Ian finally nodded, slowly. "You won't hear any argument out of me," he said heavily.

"Good," Clare said, more briskly. "Then we're all clear."

"As a bell," Harry said with a brief, unsteady laugh. "Time for some payback. . ."

"More than time," Clare murmured. "Long past time. . ."

***

Dad,

We all agreed that this letter was best sent to you, since you're the one best able to call in the cavalry if need be. Bishop would probably just leave us there to sink or swim on our own. . .

That was supposed to be a joke, Dad, by the way. . .

OK. If I don't get in touch with you in eight hours, another file's going to forward itself to your secured account. It's the coordinates of the Unity compound we're going after, and my excuse for a battle-plan. If things get to the point where you do see it, try not to think too harshly of it. . .what we lack in numbers we've got to make up for in daring, after all. Fortune favors the foolhardy. . .

You're probably cursing a blue streak at this point. I know you're going to be angry. . .oath, I don't even WANT to think about Mom's reaction. But we had to do this. Not just me and Harry, either. . .all the others, too. Sure, it was my idea, my plan, but they didn't need much convincing.

We had to do it because no one else was going to get to it in the next decade. That's not a criticism, Dad, I know the Unity is just one of a dozen crises you're trying to deal with. Just one of a thousand problems. . .

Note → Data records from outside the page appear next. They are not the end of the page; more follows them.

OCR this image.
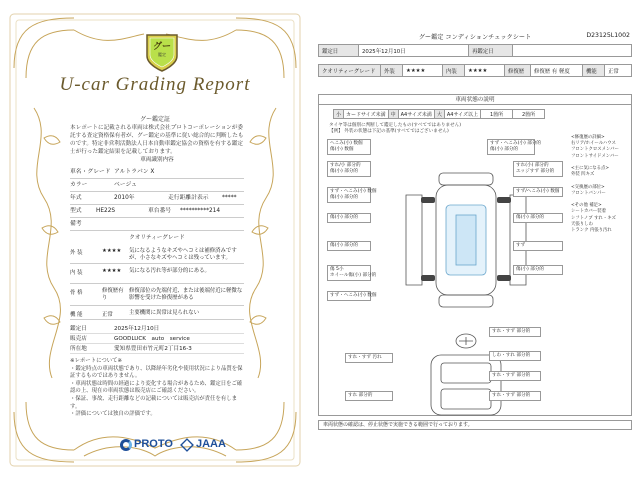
グー
鑑定
U-car Grading Report
グー鑑定証
本レポートに記載される車両は株式会社プロトコーポレーションが委託する査定資格保有者が、グー鑑定の基準に従い総合的に判断したものです。特定非営利活動法人日本自動車鑑定協会の資格を有する鑑定士が行った鑑定結果を記載しております。
車両識別内容
車名・グレード アルトラパン X
カラー	ベージュ
年式	2010年	走行距離計表示 *****
型式 HE22S	車台番号 **********214
備考
クオリティーグレード
外 装	★★★★ 気になるようなキズやヘコミは補修済みですが、小さなキズやヘコミは残っています。
内 装	★★★★ 気になる汚れ等が部分的にある。
骨 格	修復歴有り
修復部位の先端付近、または後端付近に軽微な影響を受けた修復歴がある
機 能	正常	主要機関に異常は見られない
鑑定日	2025年12月10日
販売店	GOODLUCK　auto　service
所在地	愛知県豊田市竹元町2丁目16-3
※レポートについて※
・鑑定時点の車両状態であり、以降経年劣化や使用状況により品質を保証するものではありません。
・車両状態は時間の経過により変化する場合があるため、鑑定日をご確認の上、現在の車両状態は販売店にご確認ください。
・保証、事故、走行距離などの記載については販売店が責任を有します。
・評価については独自の評価です。
PROTO	JAAA
グー鑑定 コンディションチェックシート	D23125L1002
鑑定日	2025年12月10日	再鑑定日	
クオリティーグレード	外装	★★★★	内装	★★★★	修復歴	修復歴 有 軽度	機能	正常
車両状態の説明
小	カードサイズ未満	中	A4サイズ未満	大	A4サイズ以上	1箇所	2箇所
タイヤ等は個別に判断して鑑定したもの(すべてではありません)
【例】 外装の状態は下記の基準(すべてではございません)
へこみ(小) 数個
傷(小) 数個
すれ/小 部分的
傷(小) 部分的
すず・へこみ(小) 数個
傷(小) 部分的
傷(小) 部分的
傷(小) 部分的
傷 5小
ホイール傷(小) 部分的
すず・へこみ(小) 数個
すず・へこみ(小) 部分的
傷(小) 部分的
すれ(小) 部分的
エッジすず 部分的
すず/へこみ(小) 数個
傷(小) 部分的
すず
傷(小) 部分的
すれ・すず 部分的
すれ・すず 汚れ	しわ・すれ 部分的
すれ・すず 部分的
すれ・すず 部分的
すれ 部分的
<修復歴の詳細>
右リア/ホイールハウス
フロントクロスメンバー
フロントサイドメンバー

<主に気になる点>
外装 凹キズ

<交換歴の部位>
フロントバンパー

<その他 補足>
シートカバー装着
シフトノブ すれ・キズ
天張りしわ
トランク 内張り汚れ
車両状態の確認は、停止状態で実施できる範囲で行っております。
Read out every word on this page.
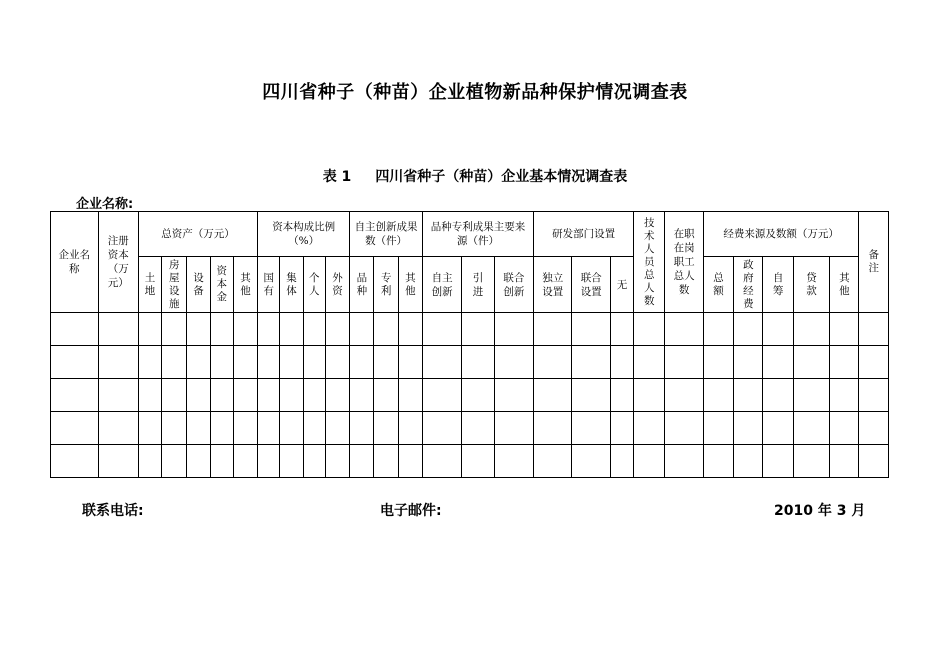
四川省种子（种苗）企业植物新品种保护情况调查表
表 1 四川省种子（种苗）企业基本情况调查表
企业名称:
企业名称	注册资本（万元）	总资产（万元）					资本构成比例（%）				自主创新成果数（件）			品种专利成果主要来源（件）			研发部门设置			技术人员总人数	在职在岗职工总人数	经费来源及数额（万元）					备注
		土地	房屋设施	设备	资本金	其他	国有	集体	个人	外资	品种	专利	其他	自主创新	引进	联合创新	独立设置	联合设置	无			总额	政府经费	自筹	贷款	其他	

联系电话:	电子邮件:	2010 年 3 月
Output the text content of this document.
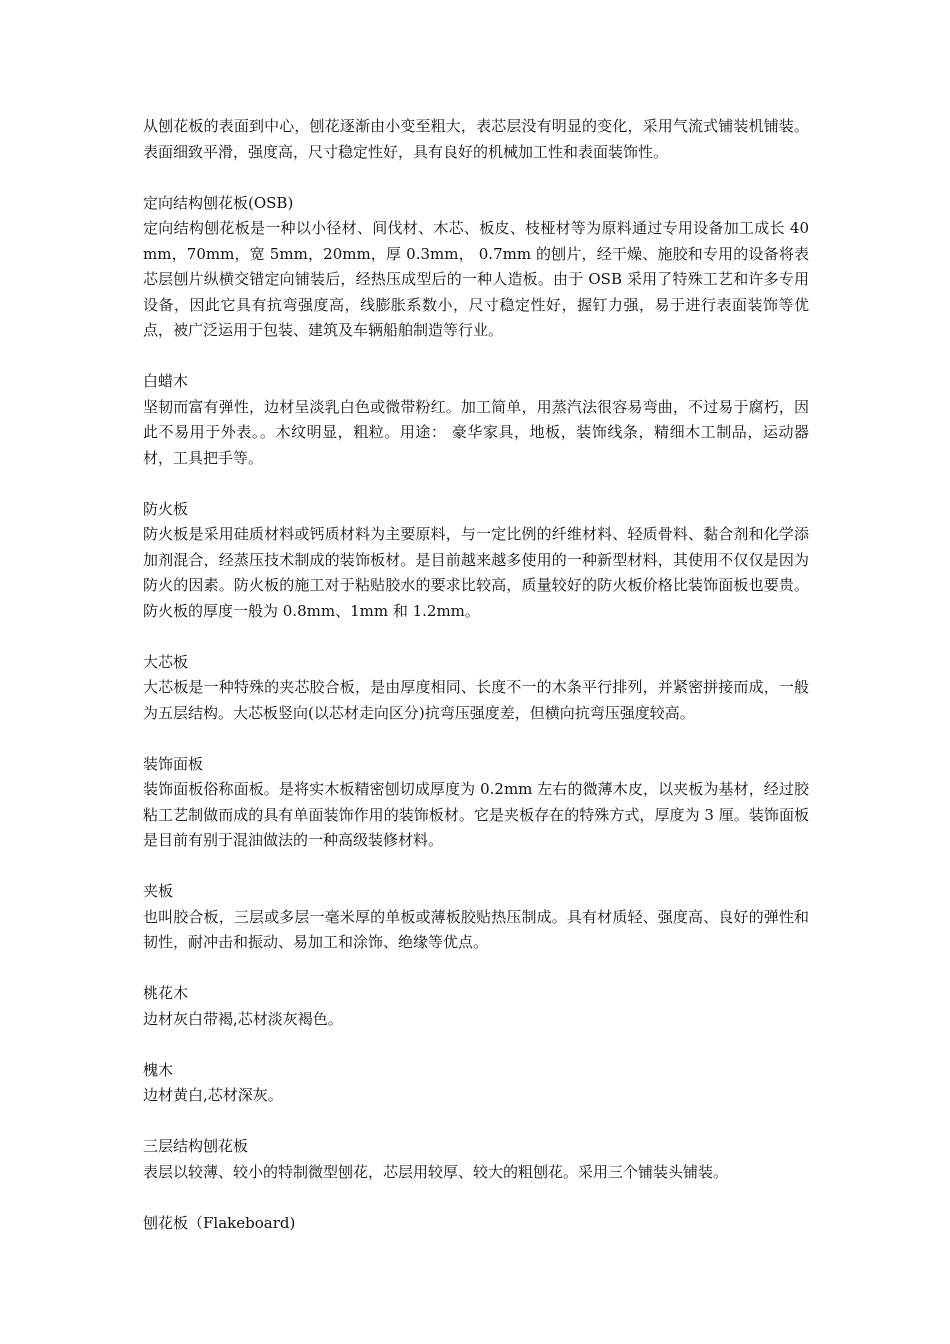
从刨花板的表面到中心，刨花逐渐由小变至粗大，表芯层没有明显的变化，采用气流式铺装机铺装。表面细致平滑，强度高，尺寸稳定性好，具有良好的机械加工性和表面装饰性。

定向结构刨花板(OSB)

定向结构刨花板是一种以小径材、间伐材、木芯、板皮、枝桠材等为原料通过专用设备加工成长 40mm，70mm，宽 5mm，20mm，厚 0.3mm， 0.7mm 的刨片，经干燥、施胶和专用的设备将表芯层刨片纵横交错定向铺装后，经热压成型后的一种人造板。由于 OSB 采用了特殊工艺和许多专用设备，因此它具有抗弯强度高，线膨胀系数小，尺寸稳定性好，握钉力强，易于进行表面装饰等优点，被广泛运用于包装、建筑及车辆船舶制造等行业。

白蜡木

坚韧而富有弹性，边材呈淡乳白色或微带粉红。加工简单，用蒸汽法很容易弯曲，不过易于腐朽，因此不易用于外表。。木纹明显，粗粒。用途： 豪华家具，地板，装饰线条，精细木工制品，运动器材，工具把手等。

防火板

防火板是采用硅质材料或钙质材料为主要原料，与一定比例的纤维材料、轻质骨料、黏合剂和化学添加剂混合，经蒸压技术制成的装饰板材。是目前越来越多使用的一种新型材料，其使用不仅仅是因为防火的因素。防火板的施工对于粘贴胶水的要求比较高，质量较好的防火板价格比装饰面板也要贵。防火板的厚度一般为 0.8mm、1mm 和 1.2mm。

大芯板

大芯板是一种特殊的夹芯胶合板，是由厚度相同、长度不一的木条平行排列，并紧密拼接而成，一般为五层结构。大芯板竖向(以芯材走向区分)抗弯压强度差，但横向抗弯压强度较高。

装饰面板

装饰面板俗称面板。是将实木板精密刨切成厚度为 0.2mm 左右的微薄木皮，以夹板为基材，经过胶粘工艺制做而成的具有单面装饰作用的装饰板材。它是夹板存在的特殊方式，厚度为 3 厘。装饰面板是目前有别于混油做法的一种高级装修材料。

夹板

也叫胶合板，三层或多层一毫米厚的单板或薄板胶贴热压制成。具有材质轻、强度高、良好的弹性和韧性，耐冲击和振动、易加工和涂饰、绝缘等优点。

桃花木

边材灰白带褐,芯材淡灰褐色。

槐木

边材黄白,芯材深灰。

三层结构刨花板

表层以较薄、较小的特制微型刨花，芯层用较厚、较大的粗刨花。采用三个铺装头铺装。

刨花板（Flakeboard)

So we're going to solve it for you. Hopefully, this'll work out just like I planned. If not. . .well, what is, is, right?

Clare

P.S.: Zara and Nick wanted me to ask you NOT to tell their father they were so eager to go along with this. You know how Uncle Logan gets. . .

P.S.S.: This is going to work, Dad, I promise. We'll all be back Sunday night, and you'll have plenty of opportunity to yell at me. Love to you and Mom, C.